The utility of an assessment method such as the DRPT can be defined as a function of several variables: reliability, validity, cost, acceptability, and educational effects [16]. Previous study of the DRPT has shown more than acceptable reliability over the years and support for its construct validity [19, 20]. The present study adds to this support for acceptability and some support for positive educational effects. The responses to our open comment item make clear that, in line with previous research on postgraduate progress testing [12], residents and program directors welcome daily clinical relevance of test items. Likely, a reduction of highly detailed, factual knowledge items and an increase of practically relevant test items will further increase acceptability of postgraduate progress tests. Acceptability of summative progress testing may be challenged by some program directors’ opinion that progress testing is not suited for summative purposes. Although progress testing is often used formatively, this does not exclude summative components. In fact, progress testing has been deliberately used by others in a summative way to stimulate deep and continuous learning [9].
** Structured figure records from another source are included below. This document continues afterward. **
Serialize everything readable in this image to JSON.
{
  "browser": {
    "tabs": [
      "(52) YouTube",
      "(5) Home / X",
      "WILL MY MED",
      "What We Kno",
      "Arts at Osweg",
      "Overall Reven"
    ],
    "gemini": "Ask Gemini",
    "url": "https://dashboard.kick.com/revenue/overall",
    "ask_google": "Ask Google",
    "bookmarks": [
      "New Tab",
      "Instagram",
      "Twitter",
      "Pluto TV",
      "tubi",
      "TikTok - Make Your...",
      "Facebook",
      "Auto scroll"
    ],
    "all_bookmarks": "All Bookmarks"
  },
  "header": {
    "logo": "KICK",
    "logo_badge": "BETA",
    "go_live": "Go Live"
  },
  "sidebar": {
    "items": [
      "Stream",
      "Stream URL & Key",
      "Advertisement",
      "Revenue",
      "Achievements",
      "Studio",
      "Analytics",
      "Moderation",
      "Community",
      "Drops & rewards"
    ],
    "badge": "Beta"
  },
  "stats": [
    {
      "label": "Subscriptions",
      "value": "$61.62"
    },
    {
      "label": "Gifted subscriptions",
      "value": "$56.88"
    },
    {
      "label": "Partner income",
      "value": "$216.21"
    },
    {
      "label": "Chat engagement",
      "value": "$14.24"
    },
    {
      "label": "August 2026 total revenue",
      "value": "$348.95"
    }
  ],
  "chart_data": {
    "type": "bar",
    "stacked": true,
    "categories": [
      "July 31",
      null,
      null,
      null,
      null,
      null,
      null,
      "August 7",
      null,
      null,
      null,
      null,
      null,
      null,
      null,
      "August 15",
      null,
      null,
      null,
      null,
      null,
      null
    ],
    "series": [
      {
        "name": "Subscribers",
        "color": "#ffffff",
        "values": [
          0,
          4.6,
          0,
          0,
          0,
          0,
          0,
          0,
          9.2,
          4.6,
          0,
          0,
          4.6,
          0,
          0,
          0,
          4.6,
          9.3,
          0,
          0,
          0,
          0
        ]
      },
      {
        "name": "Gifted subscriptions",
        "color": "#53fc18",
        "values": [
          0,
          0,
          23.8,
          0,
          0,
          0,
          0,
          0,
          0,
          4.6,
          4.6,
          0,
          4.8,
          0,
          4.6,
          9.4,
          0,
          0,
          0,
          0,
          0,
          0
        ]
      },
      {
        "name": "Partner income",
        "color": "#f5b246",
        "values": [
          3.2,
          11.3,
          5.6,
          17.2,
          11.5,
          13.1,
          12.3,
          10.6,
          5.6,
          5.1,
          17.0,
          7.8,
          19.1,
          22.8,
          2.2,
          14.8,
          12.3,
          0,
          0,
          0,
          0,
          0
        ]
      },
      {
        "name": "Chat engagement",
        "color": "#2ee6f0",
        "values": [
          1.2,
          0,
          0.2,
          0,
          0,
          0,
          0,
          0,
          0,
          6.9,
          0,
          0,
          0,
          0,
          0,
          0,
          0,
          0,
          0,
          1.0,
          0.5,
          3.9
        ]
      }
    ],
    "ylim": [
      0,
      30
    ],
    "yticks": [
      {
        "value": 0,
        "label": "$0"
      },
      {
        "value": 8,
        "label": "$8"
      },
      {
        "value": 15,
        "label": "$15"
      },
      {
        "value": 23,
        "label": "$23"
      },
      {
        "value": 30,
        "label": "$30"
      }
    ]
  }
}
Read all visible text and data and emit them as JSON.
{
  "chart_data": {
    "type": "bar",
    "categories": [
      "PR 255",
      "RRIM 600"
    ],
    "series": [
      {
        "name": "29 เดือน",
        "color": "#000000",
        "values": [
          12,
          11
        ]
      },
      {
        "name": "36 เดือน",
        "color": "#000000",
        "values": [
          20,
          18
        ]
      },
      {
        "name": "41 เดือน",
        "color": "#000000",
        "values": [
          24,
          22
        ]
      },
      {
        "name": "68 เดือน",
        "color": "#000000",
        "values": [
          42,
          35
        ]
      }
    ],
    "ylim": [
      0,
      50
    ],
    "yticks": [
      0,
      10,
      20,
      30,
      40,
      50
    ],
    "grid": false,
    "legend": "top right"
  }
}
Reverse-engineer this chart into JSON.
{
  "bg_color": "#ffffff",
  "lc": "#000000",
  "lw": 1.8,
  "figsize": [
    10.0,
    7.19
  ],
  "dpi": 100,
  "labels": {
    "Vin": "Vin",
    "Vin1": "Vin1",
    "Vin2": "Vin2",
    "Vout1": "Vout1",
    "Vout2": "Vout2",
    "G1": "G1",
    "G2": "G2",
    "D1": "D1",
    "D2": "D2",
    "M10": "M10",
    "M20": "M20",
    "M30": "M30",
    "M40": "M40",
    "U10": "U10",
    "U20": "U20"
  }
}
This study has several limitations. Firstly, the large majority of residents had not (yet) passed a test that actually counted for the summative DRPT criterion. Group perspectives on acceptability and educational effects may change if more residents have taken summative tests. Nevertheless, the present study may provide a good view of residents who are on the verge of a transition toward postgraduate summative assessment. Secondly, we estimated educational effects retrospectively by self-reported questionnaire items. A more precise approach may include prospective study of learning behavior in residents. Thirdly, although we designed our survey with feedback from various stakeholders, further validation of our questionnaire has not yet been performed.

Future study is needed to assess long-term acceptability and educational effects of summative postgraduate progress testing. Our study focused on the period of transitioning from formative to summative progress testing, but acceptability and educational effects should be re-assessed once the summative format has been well established. Also, further study is needed to confirm our findings in other specialties than radiology and to assess validity of the summative DRPT format after the current phase of transition.

Conclusion

Both residents and program directors support summative postgraduate knowledge testing, although it is more accepted by the latter. Residents receive summative radiological progress testing neutrally to slightly positively, while program directors generally value it more positively than residents. Directors should be aware of these different perspectives when introducing or developing summative progress testing in residency programs.